The Central Bank of Nigeria (CBN) has dismissed a viral social media claim that billionaire Razaq Okoya was set to acquire Polaris Bank following an alleged liquidation.
The report, which circulated on X (formerly Twitter), suggested that Polaris Bank was facing liquidation due to non-compliance with the CBN’s recapitalization policy. It further claimed that the Nigeria Deposit Insurance Corporation (NDIC) would oversee the process and that Okoya had made a bid to recapitalize and take over the bank once approved by shareholders and the NDIC.

Responding, the CBN described the report as false and misleading, reassuring the public that “the Nigerian Banking System is safe and secure.”

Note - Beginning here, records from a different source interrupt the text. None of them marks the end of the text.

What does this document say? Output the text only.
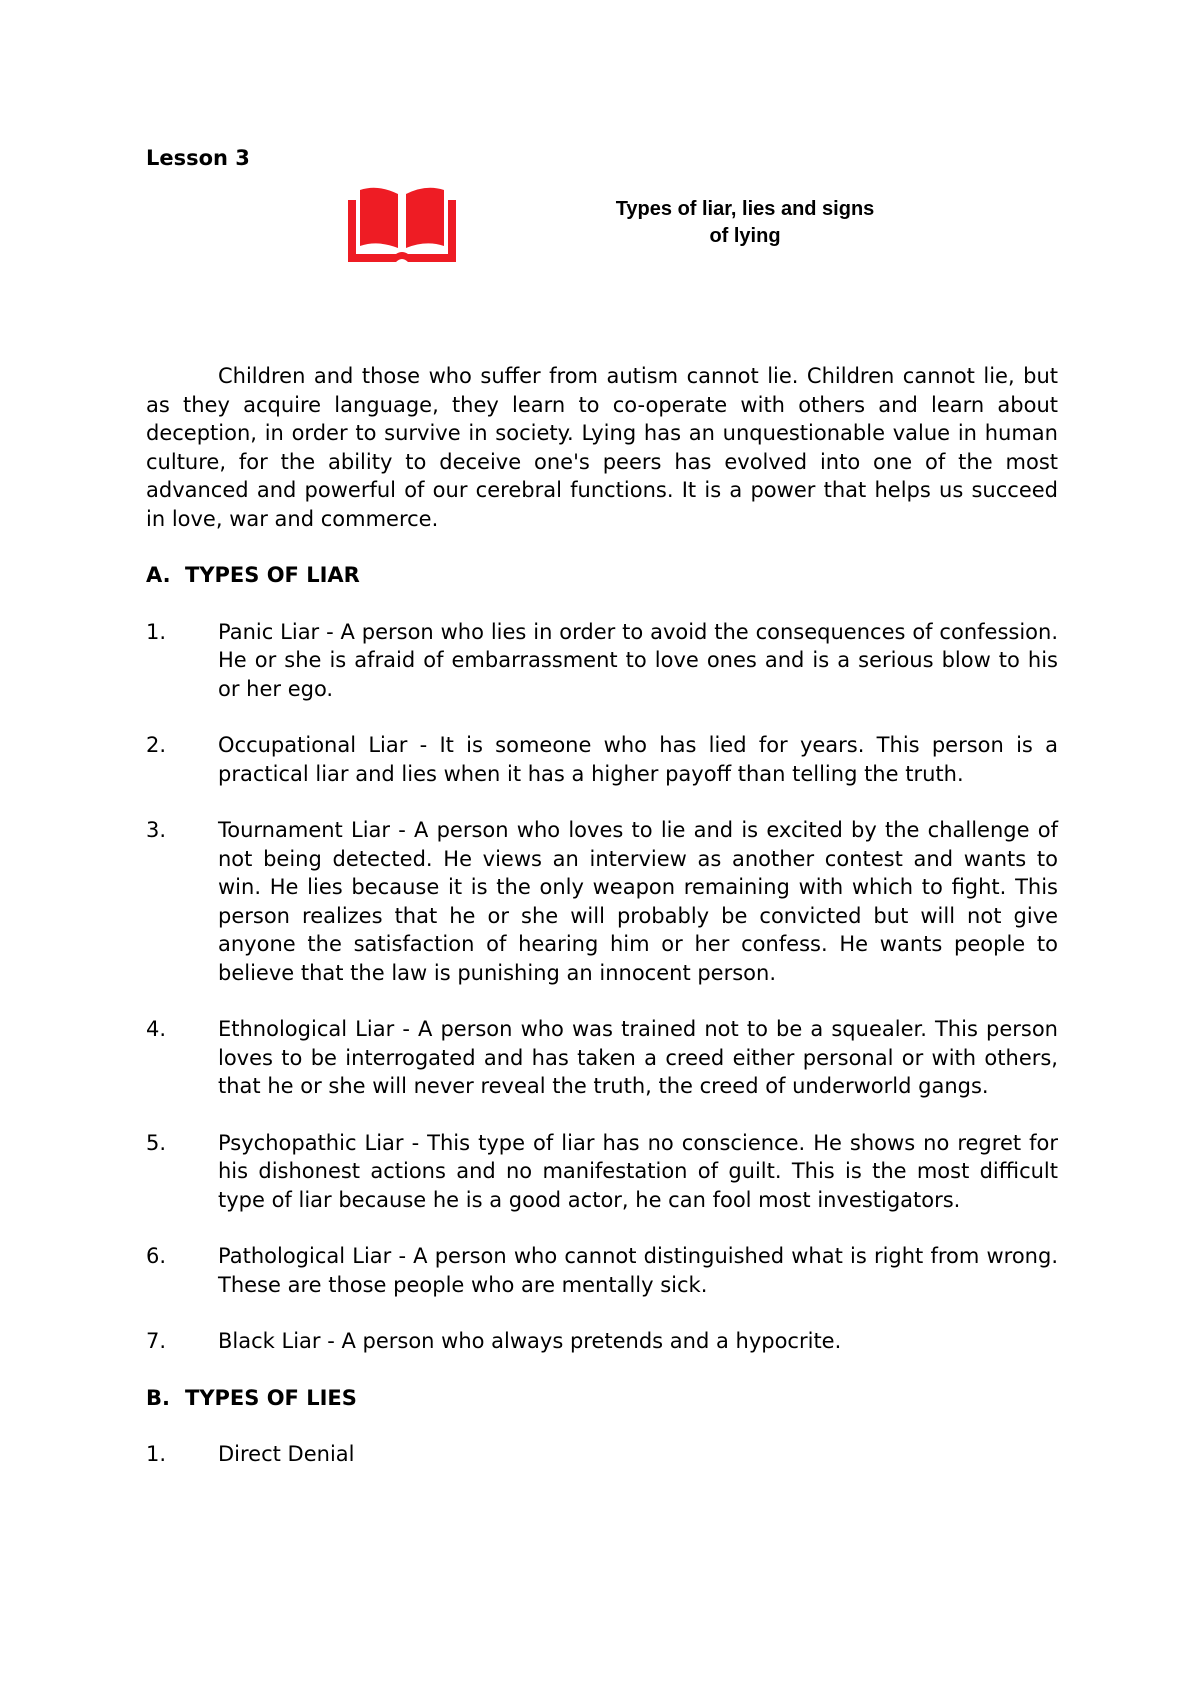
Lesson 3

Types of liar, lies and signs
of lying

Children and those who suffer from autism cannot lie. Children cannot lie, but as they acquire language, they learn to co-operate with others and learn about deception, in order to survive in society. Lying has an unquestionable value in human culture, for the ability to deceive one's peers has evolved into one of the most advanced and powerful of our cerebral functions. It is a power that helps us succeed in love, war and commerce.

A. TYPES OF LIAR
1.	Panic Liar - A person who lies in order to avoid the consequences of confession. He or she is afraid of embarrassment to love ones and is a serious blow to his or her ego.
2.	Occupational Liar - It is someone who has lied for years. This person is a practical liar and lies when it has a higher payoff than telling the truth.
3.	Tournament Liar - A person who loves to lie and is excited by the challenge of not being detected. He views an interview as another contest and wants to win. He lies because it is the only weapon remaining with which to fight. This person realizes that he or she will probably be convicted but will not give anyone the satisfaction of hearing him or her confess. He wants people to believe that the law is punishing an innocent person.
4.	Ethnological Liar - A person who was trained not to be a squealer. This person loves to be interrogated and has taken a creed either personal or with others, that he or she will never reveal the truth, the creed of underworld gangs.
5.	Psychopathic Liar - This type of liar has no conscience. He shows no regret for his dishonest actions and no manifestation of guilt. This is the most difficult type of liar because he is a good actor, he can fool most investigators.
6.	Pathological Liar - A person who cannot distinguished what is right from wrong. These are those people who are mentally sick.
7.	Black Liar - A person who always pretends and a hypocrite.
B. TYPES OF LIES
1.	Direct Denial
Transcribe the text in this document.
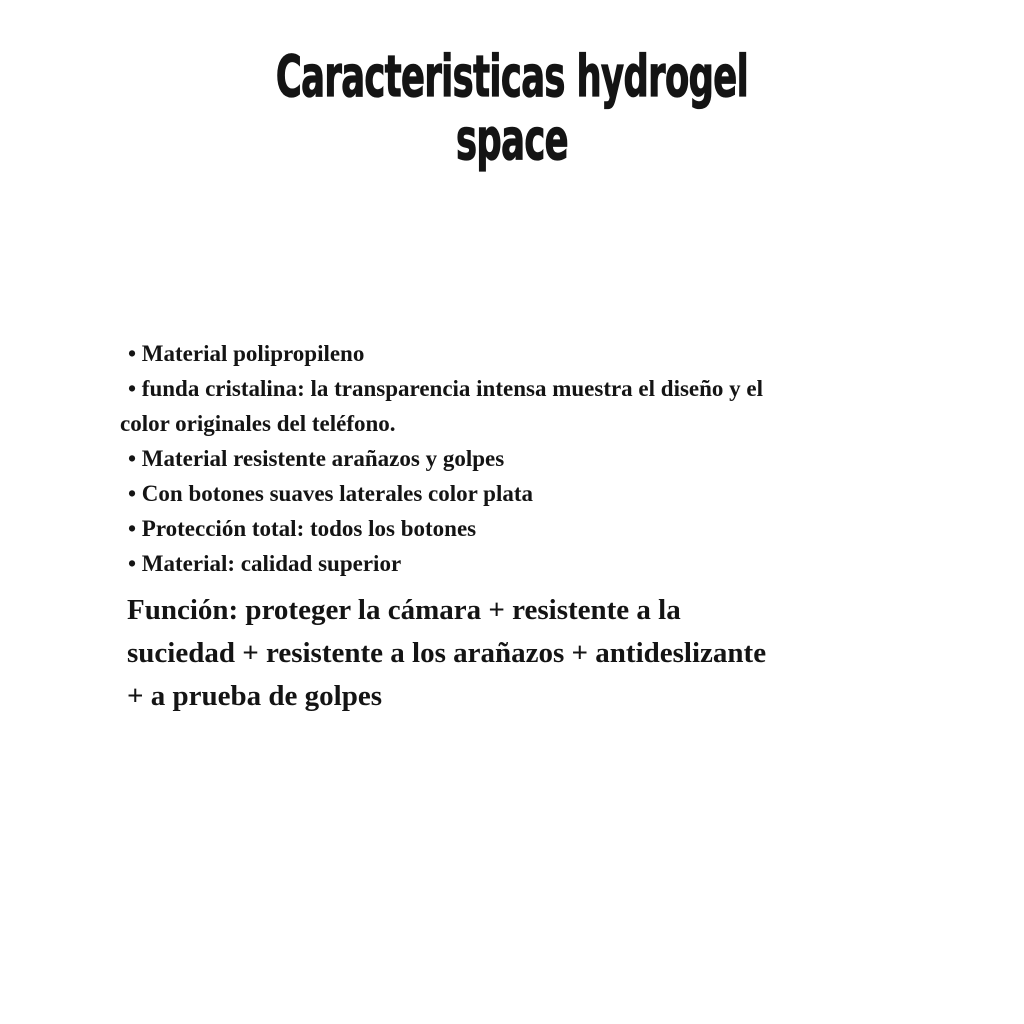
Caracteristicas hydrogel
space
• Material polipropileno
• funda cristalina: la transparencia intensa muestra el diseño y el
color originales del teléfono.
• Material resistente arañazos y golpes
• Con botones suaves laterales color plata
• Protección total: todos los botones
• Material: calidad superior
Función: proteger la cámara + resistente a la
suciedad + resistente a los arañazos + antideslizante
+ a prueba de golpes
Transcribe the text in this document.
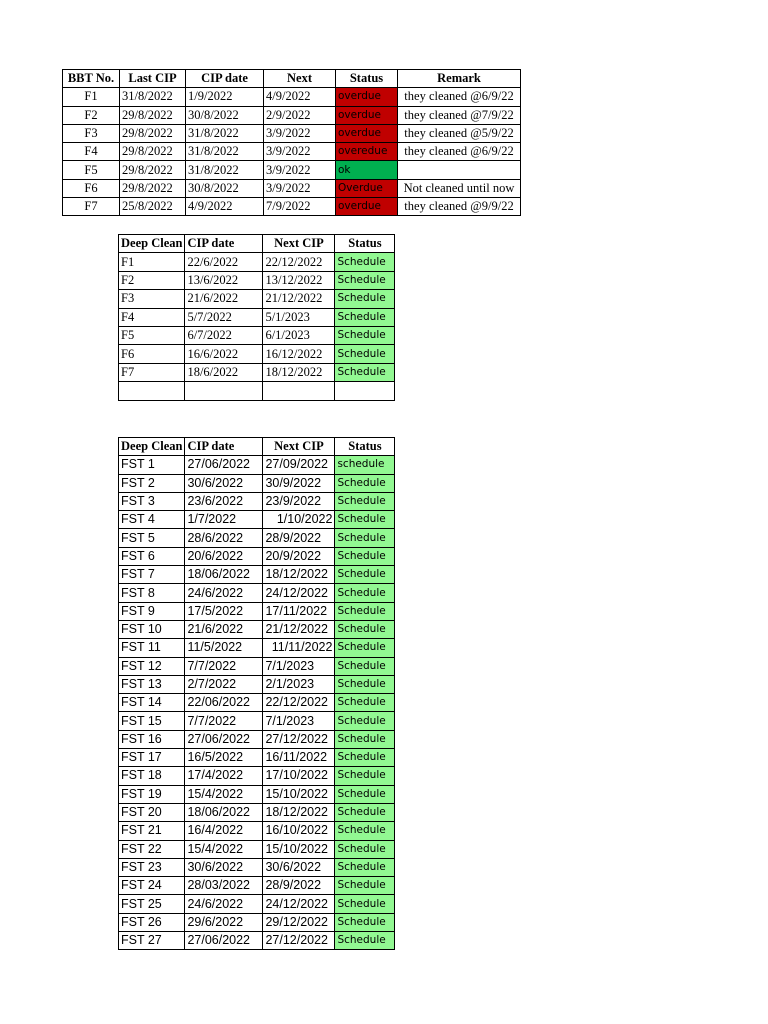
BBT No.	Last CIP	CIP date	Next	Status	Remark
F1	31/8/2022	1/9/2022	4/9/2022	overdue	they cleaned @6/9/22
F2	29/8/2022	30/8/2022	2/9/2022	overdue	they cleaned @7/9/22
F3	29/8/2022	31/8/2022	3/9/2022	overdue	they cleaned @5/9/22
F4	29/8/2022	31/8/2022	3/9/2022	overedue	they cleaned @6/9/22
F5	29/8/2022	31/8/2022	3/9/2022	ok	
F6	29/8/2022	30/8/2022	3/9/2022	Overdue	Not cleaned until now
F7	25/8/2022	4/9/2022	7/9/2022	overdue	they cleaned @9/9/22
Deep Clean	CIP date	Next CIP	Status
F1	22/6/2022	22/12/2022	Schedule
F2	13/6/2022	13/12/2022	Schedule
F3	21/6/2022	21/12/2022	Schedule
F4	5/7/2022	5/1/2023	Schedule
F5	6/7/2022	6/1/2023	Schedule
F6	16/6/2022	16/12/2022	Schedule
F7	18/6/2022	18/12/2022	Schedule

Deep Clean	CIP date	Next CIP	Status
FST 1	27/06/2022	27/09/2022	schedule
FST 2	30/6/2022	30/9/2022	Schedule
FST 3	23/6/2022	23/9/2022	Schedule
FST 4	1/7/2022	1/10/2022	Schedule
FST 5	28/6/2022	28/9/2022	Schedule
FST 6	20/6/2022	20/9/2022	Schedule
FST 7	18/06/2022	18/12/2022	Schedule
FST 8	24/6/2022	24/12/2022	Schedule
FST 9	17/5/2022	17/11/2022	Schedule
FST 10	21/6/2022	21/12/2022	Schedule
FST 11	11/5/2022	11/11/2022	Schedule
FST 12	7/7/2022	7/1/2023	Schedule
FST 13	2/7/2022	2/1/2023	Schedule
FST 14	22/06/2022	22/12/2022	Schedule
FST 15	7/7/2022	7/1/2023	Schedule
FST 16	27/06/2022	27/12/2022	Schedule
FST 17	16/5/2022	16/11/2022	Schedule
FST 18	17/4/2022	17/10/2022	Schedule
FST 19	15/4/2022	15/10/2022	Schedule
FST 20	18/06/2022	18/12/2022	Schedule
FST 21	16/4/2022	16/10/2022	Schedule
FST 22	15/4/2022	15/10/2022	Schedule
FST 23	30/6/2022	30/6/2022	Schedule
FST 24	28/03/2022	28/9/2022	Schedule
FST 25	24/6/2022	24/12/2022	Schedule
FST 26	29/6/2022	29/12/2022	Schedule
FST 27	27/06/2022	27/12/2022	Schedule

Polaris Bank, created in 2018 after the collapse of the former Skye Bank, has been under regulatory oversight to ensure financial stability. The bank and other commercial institutions have also been part of an ongoing recapitalization exercise initiated by the CBN in March 2024, which required banks to meet new minimum capital thresholds by March 31, 2026.
The recapitalization required international banks to raise at least N500 billion, national banks N200 billion, and regional banks N50 billion. By April 2026, the CBN confirmed that 33 banks successfully met these requirements, raising a total of N4.65 trillion, strengthening the sector’s resilience and lending capacity.